FOR YEARS smart spraying technologies in Australia have been dominated by WEEDit and WeedSeeker, systems that work on identifying green material on brown through cameras.
The technology has worked admirably in allowing farmers to cut their summer weed or knockdown spray bills by only putting out spray where there is a weed, but there has always been the wistful desire from growers for something that could do the same job in crop.
A French ag-tech business has come up with the next generation of solutions to the problem, with a camera system that can identify problem weeds in a green paddock.
Guillaume Jourdain, founder of Bilberry, said his company had done trial work which had identified dock weed in pasture in the Netherlands, and more importantly from an Australian perspective wild radish in wheat.
He said the results were especially good for radish when it was flowering.
The system works using a complicated algorithm which firstly gathers the data, then sorts and labels it.
The algorithm is then showing the training set thousands of times so it can learn the pattern of when the weed is appearing.
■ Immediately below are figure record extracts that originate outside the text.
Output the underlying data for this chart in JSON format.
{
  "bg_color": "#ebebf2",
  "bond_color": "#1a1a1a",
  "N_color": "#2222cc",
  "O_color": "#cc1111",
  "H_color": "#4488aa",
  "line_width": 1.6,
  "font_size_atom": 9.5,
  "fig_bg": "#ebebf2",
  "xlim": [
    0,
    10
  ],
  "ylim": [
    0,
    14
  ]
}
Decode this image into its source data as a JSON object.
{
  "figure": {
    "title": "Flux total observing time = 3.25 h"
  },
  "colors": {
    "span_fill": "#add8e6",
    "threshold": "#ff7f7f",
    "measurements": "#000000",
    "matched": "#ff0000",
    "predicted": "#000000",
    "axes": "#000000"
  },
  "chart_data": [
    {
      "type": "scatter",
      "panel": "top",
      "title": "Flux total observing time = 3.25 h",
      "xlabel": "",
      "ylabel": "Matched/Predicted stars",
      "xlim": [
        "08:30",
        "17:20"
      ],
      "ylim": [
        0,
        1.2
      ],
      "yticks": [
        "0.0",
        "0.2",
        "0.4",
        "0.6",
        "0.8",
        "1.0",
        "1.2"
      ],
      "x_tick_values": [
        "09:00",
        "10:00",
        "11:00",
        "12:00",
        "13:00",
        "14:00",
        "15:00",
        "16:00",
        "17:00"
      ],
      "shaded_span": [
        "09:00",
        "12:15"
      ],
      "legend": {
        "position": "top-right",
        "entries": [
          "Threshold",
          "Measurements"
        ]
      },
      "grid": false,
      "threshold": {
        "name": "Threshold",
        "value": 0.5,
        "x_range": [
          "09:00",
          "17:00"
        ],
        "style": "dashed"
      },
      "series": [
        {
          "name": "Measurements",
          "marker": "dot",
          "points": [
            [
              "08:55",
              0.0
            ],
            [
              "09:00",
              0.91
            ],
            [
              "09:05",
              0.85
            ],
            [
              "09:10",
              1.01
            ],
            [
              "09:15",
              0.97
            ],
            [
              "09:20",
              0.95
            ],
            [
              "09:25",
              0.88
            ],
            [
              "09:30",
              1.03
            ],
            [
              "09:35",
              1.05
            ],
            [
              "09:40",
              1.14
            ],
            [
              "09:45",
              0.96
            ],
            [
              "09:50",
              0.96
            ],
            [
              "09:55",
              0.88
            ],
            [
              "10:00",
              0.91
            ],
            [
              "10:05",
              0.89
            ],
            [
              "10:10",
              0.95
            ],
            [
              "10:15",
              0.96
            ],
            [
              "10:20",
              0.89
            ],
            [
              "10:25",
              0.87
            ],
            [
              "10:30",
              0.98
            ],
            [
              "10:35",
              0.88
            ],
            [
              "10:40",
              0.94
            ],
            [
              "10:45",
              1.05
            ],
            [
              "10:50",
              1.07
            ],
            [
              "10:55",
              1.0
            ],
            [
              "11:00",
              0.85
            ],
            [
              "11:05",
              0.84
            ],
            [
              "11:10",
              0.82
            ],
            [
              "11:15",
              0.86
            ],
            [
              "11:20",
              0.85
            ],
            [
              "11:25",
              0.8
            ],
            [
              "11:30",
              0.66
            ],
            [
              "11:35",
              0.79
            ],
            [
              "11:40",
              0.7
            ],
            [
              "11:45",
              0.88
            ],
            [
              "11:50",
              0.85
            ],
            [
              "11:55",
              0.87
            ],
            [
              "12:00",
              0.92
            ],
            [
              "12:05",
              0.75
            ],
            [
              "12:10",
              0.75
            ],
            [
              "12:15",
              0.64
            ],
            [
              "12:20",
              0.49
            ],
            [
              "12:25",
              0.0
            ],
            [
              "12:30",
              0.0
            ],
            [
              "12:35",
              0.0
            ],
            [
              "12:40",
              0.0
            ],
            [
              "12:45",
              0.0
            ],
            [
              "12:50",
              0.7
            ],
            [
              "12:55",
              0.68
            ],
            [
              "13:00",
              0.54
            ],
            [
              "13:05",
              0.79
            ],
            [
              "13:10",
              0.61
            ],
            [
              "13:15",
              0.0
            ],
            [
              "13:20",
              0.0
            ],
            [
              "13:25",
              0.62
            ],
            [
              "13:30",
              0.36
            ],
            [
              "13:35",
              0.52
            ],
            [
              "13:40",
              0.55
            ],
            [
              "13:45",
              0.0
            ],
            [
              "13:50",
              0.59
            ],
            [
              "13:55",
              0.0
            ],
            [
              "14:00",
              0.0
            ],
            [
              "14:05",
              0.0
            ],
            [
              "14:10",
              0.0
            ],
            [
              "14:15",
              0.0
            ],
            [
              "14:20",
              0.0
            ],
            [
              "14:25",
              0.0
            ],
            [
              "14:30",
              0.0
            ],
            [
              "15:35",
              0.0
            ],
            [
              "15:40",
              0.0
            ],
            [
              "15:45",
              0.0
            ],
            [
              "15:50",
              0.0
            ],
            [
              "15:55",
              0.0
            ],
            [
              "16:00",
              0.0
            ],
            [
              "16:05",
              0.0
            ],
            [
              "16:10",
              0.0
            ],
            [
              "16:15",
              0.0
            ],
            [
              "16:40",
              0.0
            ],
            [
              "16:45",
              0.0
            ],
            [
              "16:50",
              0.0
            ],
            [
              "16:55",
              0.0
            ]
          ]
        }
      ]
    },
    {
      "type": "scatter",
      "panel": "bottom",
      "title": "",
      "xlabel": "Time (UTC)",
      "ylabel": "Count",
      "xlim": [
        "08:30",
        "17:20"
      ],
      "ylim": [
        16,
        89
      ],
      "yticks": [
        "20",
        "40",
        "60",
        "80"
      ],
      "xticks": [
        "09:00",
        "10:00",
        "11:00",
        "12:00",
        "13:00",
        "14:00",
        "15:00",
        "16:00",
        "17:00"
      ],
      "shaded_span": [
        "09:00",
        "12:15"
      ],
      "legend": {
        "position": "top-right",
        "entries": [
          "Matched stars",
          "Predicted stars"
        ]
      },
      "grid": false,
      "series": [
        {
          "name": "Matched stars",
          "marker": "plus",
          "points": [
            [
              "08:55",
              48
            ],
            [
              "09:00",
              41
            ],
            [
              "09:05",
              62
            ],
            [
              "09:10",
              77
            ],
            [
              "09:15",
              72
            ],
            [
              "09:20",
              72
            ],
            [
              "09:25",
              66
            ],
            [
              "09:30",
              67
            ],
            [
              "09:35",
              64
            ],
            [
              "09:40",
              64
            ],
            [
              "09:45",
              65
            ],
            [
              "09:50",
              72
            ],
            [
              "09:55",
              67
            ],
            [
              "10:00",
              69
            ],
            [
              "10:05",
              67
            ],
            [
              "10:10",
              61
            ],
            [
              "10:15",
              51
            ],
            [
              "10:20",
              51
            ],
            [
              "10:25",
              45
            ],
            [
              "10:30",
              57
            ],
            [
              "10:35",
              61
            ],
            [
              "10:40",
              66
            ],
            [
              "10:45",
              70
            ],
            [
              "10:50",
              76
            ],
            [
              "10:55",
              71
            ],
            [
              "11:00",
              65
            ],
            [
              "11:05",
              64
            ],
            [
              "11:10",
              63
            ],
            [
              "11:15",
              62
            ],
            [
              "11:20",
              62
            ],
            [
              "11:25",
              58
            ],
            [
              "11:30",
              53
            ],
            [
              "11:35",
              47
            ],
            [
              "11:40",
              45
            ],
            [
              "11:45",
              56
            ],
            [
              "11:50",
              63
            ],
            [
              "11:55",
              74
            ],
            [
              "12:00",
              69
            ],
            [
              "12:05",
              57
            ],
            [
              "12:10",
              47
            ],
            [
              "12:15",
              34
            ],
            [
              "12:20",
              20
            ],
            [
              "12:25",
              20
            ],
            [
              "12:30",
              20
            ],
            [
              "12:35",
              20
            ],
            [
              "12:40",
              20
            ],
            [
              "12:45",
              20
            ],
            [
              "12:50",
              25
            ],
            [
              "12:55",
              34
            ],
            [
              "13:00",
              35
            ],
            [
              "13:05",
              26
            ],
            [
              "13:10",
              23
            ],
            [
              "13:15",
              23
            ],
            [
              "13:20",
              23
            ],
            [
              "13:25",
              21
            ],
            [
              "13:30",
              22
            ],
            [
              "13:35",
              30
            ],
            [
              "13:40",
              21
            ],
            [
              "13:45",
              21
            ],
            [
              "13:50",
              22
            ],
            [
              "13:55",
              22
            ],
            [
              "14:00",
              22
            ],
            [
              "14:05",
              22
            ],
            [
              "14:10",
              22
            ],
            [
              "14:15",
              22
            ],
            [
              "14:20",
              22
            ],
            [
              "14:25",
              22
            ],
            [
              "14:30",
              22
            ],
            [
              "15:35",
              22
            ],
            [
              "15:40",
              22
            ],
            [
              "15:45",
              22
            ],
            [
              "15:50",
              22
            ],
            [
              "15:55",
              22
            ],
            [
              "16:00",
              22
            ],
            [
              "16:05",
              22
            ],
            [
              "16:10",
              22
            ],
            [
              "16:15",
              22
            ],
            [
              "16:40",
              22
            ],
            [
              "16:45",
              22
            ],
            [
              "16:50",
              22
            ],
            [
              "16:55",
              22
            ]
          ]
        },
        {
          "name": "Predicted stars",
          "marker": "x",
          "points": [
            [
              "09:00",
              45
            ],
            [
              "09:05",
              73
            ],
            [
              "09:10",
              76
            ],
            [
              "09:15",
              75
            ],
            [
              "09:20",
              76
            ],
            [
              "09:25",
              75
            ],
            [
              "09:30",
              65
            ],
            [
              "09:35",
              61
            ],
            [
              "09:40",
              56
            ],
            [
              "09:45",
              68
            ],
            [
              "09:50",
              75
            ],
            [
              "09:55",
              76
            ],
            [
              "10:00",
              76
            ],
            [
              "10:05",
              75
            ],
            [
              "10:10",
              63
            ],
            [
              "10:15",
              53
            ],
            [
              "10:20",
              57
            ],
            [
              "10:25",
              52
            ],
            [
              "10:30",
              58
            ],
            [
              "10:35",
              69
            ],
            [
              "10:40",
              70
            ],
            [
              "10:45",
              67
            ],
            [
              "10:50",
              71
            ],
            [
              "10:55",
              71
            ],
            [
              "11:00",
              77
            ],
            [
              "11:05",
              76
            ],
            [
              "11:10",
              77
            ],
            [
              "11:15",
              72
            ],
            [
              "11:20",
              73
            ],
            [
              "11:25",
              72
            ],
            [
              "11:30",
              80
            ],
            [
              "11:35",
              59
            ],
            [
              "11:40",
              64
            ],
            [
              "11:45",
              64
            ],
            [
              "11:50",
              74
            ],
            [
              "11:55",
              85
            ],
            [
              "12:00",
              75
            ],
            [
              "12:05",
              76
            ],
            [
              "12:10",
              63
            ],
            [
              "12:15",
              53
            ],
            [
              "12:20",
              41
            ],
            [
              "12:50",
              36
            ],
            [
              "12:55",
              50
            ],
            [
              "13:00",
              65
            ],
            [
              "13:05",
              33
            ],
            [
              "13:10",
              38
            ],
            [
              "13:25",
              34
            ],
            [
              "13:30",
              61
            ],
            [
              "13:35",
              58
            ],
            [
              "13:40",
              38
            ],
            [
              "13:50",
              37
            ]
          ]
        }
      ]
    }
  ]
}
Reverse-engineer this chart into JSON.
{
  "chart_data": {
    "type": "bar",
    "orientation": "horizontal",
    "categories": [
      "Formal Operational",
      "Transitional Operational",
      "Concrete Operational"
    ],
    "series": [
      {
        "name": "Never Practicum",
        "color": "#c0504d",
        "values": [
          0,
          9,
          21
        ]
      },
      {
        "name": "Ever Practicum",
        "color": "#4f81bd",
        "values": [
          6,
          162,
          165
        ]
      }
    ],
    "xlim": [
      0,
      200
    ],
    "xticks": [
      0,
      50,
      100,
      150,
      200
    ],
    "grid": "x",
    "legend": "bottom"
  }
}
Mr Jourdain said the method was then tested before Bilberry went to the apddock for field trials.
He said it had been a long and laborious process.
"It never works the first time, it takes time to get it right."
On a farm level the system is relatively similar to other camera sprayers with cameras fitted on the boom and the boom opening and shutting according to whether a weed is sensed.
Mr Jourdain said Australia was now a focus for the company, due to the huge interest from growers for green on green spraying.
He said there were big benefits in terms of dropping the chemical bill and reducing the risk of herbicide resistance, but added there were limitations the farmer would have to work on.
"They might find it works really well on 90 per cent of the farm but for some reason not so well on 10pc.
"From there we may need to retrain the algorithm but the important thing is to let the developers of the camera know so we can work on it."
The big savings will occur in paddocks with relatively sparse, but economically significant weed populations, where spray costs can be cut by up to 90pc.
In larger weed populations there is less value in having spray cutting in and out as there are more weeds, meaning a steadier flow of chemical needs to go out.
Further down the track Australian growers are hoping for technology to identify grass weeds in cereal crops, but as they look much more similar to the crop it will be a more difficult task.